I really enjoy the work that I do. It is a balance between meeting with people in person that have mental health or addiction issues; and doing things behind the scenes. I also get to do a lot of training and teaching others, which I also enjoy. And, my work place is one of many examples in my life, where I have gotten to distinguish between having a want, and having a need.
I have always loved to be needed by others. Being available to someone fully felt like the right way to be, whether as a social worker or a partner. I felt intensely that I needed to be needed, that it helped me to define who I was in the world. As a social worker, if I was needed, desperately, then I would always have to be at work, or otherwise my work would not be done as well. I had to be the one to conduct a training on a certain topic, because certainly I was the only one that could do it right. Same in my personal relationships; I loved for those around me to have a need for me to be around, to take care of them. I needed to be needed by others.
When I focus on needing something in my life, it is a real desperation. When something in my life is seen as a need, rather than a want, I feel myself desperate if I don’t fulfill that need. I feel lost if those around me can function without me doing something for them; I don’t see my identity as anything other than the person who has to be there for someone, because it is what I do. There is a sense of clutching onto something out of fear of the unknown. There is also an arrogance to it all; that I am the only one that can take care of what needs to be done.

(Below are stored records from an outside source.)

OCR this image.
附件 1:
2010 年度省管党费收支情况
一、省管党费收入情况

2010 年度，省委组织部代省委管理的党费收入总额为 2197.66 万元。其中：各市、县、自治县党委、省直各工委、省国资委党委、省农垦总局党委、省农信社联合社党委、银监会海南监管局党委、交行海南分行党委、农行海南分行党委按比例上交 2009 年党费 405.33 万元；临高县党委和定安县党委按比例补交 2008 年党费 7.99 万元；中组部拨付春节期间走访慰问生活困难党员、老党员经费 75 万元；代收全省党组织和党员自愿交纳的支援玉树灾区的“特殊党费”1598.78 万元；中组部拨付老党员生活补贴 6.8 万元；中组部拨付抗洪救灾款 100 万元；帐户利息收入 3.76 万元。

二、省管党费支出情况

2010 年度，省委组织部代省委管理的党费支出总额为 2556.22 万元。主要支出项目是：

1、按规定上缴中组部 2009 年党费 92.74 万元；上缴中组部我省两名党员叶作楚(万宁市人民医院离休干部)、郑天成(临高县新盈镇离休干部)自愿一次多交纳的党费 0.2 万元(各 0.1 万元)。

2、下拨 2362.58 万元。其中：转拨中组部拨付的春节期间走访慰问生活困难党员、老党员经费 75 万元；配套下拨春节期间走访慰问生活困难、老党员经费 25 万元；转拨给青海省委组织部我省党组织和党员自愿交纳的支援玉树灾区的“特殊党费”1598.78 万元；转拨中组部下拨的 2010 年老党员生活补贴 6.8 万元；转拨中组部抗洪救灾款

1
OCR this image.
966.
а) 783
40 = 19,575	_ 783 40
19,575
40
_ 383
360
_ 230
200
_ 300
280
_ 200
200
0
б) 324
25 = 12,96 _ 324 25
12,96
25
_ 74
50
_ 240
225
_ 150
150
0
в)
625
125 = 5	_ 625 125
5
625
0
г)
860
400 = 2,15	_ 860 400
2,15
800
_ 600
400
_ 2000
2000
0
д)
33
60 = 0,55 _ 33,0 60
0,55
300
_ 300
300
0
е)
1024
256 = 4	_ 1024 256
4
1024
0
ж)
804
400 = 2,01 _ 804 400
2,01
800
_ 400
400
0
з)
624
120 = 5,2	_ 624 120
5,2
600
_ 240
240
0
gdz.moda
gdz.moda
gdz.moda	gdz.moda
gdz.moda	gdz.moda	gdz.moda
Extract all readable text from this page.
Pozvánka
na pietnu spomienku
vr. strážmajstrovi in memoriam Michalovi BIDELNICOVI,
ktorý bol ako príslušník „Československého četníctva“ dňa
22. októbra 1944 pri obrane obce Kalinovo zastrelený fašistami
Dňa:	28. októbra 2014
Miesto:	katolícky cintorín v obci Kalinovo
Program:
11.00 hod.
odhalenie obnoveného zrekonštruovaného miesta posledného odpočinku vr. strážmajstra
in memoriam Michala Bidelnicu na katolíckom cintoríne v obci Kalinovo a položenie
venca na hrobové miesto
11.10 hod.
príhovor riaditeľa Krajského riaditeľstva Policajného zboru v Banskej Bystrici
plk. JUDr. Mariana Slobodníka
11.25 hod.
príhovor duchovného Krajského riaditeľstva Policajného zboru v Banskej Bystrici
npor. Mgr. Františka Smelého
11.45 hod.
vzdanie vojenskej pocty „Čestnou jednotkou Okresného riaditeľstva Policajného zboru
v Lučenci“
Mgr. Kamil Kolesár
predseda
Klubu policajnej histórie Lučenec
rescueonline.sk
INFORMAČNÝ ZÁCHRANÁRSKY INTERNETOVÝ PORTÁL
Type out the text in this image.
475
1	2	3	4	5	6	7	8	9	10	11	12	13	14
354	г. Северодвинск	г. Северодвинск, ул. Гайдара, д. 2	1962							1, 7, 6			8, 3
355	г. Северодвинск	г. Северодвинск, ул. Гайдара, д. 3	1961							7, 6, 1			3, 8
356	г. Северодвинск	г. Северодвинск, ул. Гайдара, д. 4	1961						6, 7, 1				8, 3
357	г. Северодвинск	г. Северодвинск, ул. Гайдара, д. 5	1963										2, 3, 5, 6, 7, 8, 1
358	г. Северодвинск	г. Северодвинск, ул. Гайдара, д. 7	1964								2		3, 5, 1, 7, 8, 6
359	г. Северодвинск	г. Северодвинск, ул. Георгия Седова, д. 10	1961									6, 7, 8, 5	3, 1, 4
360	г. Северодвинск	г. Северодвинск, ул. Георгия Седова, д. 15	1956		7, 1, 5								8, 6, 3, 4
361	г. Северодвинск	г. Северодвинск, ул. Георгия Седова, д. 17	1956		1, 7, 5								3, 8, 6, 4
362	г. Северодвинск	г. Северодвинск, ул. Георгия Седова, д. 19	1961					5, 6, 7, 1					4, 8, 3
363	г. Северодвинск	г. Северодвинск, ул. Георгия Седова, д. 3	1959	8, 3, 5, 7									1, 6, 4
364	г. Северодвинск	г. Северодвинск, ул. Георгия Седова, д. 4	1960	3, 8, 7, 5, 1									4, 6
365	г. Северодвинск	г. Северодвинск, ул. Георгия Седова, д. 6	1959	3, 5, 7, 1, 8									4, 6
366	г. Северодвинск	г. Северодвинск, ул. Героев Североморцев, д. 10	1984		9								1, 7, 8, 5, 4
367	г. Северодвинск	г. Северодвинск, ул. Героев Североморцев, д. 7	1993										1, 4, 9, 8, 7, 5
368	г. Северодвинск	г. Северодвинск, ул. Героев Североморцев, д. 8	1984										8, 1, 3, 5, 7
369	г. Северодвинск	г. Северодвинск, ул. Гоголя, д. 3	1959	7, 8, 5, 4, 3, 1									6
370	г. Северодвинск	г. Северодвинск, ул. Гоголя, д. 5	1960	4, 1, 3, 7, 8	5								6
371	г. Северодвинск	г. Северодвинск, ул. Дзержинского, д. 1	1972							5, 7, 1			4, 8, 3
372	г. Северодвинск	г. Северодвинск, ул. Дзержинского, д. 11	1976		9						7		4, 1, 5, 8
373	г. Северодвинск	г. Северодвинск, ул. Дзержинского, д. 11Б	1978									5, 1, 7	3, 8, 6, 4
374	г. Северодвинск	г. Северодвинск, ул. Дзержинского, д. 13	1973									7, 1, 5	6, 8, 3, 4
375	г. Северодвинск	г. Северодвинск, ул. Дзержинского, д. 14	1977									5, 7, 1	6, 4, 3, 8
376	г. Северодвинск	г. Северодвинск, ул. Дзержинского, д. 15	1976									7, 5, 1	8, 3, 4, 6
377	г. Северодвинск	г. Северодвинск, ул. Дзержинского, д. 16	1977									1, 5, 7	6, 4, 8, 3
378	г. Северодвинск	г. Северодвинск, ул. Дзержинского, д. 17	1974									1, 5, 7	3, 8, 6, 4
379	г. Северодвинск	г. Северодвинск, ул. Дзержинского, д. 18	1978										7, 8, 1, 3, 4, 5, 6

What I enjoy much more is the focus of wanting something. When I express something as a want, rather than a need, I am embracing my choice. I get to say Yes, or No, in a powerful way. Just listen to the difference of “I need to go to work”, and “I want to go to work”. There is no freedom in the need. When I say that I need to do something, I immediately feel like my freedom of choice is gone; there is most likely some form of guilt lingering behind the scenes, that will grow as I cater to that as a need.
When I say clearly what I want in my life, I am open. I am calling it into myself by declaring it. When I focus on something as a need, I am closed, and clutching myself, and desperate for my life to stay a certain way, rather than being open to change, opportunity and magic. When I state my desires as wants, rather than needs, I am saying yes to my life.
It is a way to declare who I Am in the world.